Więc chcąc, nie chcąc – mogłem przekonać się czy nadal istnieją powody, dla których unikałem tak unowocześnionych filmów. I tak, wciąż wszystkie wady są obecne. W dodatku systemy wyświetlające film niezbyt potrafią sobie poradzić z bardzo dynamicznymi scenami, takimi jak bitwa w początkach filmu. Co nakłada się na szybki montaż, modny od czasu „Bourne’a” – razem to daje efekt sieczki której nie da się oglądać. Na tyle męczącej, że oglądałem większość tych scen ze ściągniętymi okularami. Niewiele mniej dało się rozpoznać – a komfort oglądania był sporo większy…
Może zostawmy technologię i wróćmy do filmu. Widząc że reżyserem filmu jest Kenneth Branagh, znany głównie ze swoich ekranizacji dzieł Szekspira, spodziewałem się bardzo intrygującego i wciągającego dramatu rodziny, na której swoje piętno odciska władza. Cóż, zobaczyłem film który zapewne ucieszy nastolatków ze względu na akcję, krajobrazy i niezbyt skomplikowaną fabułę. Szkoda zawiedzionych nadziei – ale może też powinienem popatrzeć na siebie. W końcu nie można wymagać od filmu z budżetem sięgającym 150 mln dolarów, by wymuszał cokolwiek od widza poza chęcią konsumpcji przekąsek.

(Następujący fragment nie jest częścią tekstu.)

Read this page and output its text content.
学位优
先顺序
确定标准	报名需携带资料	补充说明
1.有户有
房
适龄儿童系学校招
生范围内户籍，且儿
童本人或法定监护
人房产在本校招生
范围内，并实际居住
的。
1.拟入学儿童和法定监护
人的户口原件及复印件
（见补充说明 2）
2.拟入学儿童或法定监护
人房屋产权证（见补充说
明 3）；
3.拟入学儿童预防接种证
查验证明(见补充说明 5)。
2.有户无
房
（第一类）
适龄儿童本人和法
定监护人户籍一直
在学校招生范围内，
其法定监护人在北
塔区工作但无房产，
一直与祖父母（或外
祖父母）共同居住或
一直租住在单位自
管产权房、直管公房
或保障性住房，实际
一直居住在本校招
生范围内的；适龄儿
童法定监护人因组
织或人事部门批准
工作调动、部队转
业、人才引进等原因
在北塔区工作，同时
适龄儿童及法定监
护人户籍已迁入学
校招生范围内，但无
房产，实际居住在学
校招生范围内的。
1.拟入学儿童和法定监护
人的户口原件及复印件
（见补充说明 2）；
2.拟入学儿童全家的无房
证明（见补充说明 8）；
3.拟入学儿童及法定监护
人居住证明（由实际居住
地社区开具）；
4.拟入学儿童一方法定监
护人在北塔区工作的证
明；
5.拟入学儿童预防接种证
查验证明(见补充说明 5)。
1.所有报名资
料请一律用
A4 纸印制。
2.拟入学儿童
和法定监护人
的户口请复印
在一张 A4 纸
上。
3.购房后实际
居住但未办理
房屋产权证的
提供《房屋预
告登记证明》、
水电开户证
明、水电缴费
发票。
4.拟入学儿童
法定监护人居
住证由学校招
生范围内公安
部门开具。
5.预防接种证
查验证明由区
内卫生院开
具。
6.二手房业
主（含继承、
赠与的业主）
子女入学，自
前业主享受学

Skoro już napisałem coś o zaletach filmu dla masowego widza. Nie da się ukryć że znajdzie on tutaj wszystko to, czego może oczekiwać. Efekty specjalne – poza jedną czy dwiema mocno sztucznymi scenami – są na poziomie i w sztucznych krajobrazach w pełni wykorzystują możliwości jakie daje trój wymiar. Bijatyki są dobrze skomponowane, a główny bohater pozwala uwierzyć w ego moc. Ale mimo tego jakoś nie wierzę w zbytni sukces „Thora” na naszych ekranach. Za mało znana jest to postać – szczególnie że twórcy filmu w pełni korzystają z, obcego dla nas, bogatego wszechświata komisowego Marvela.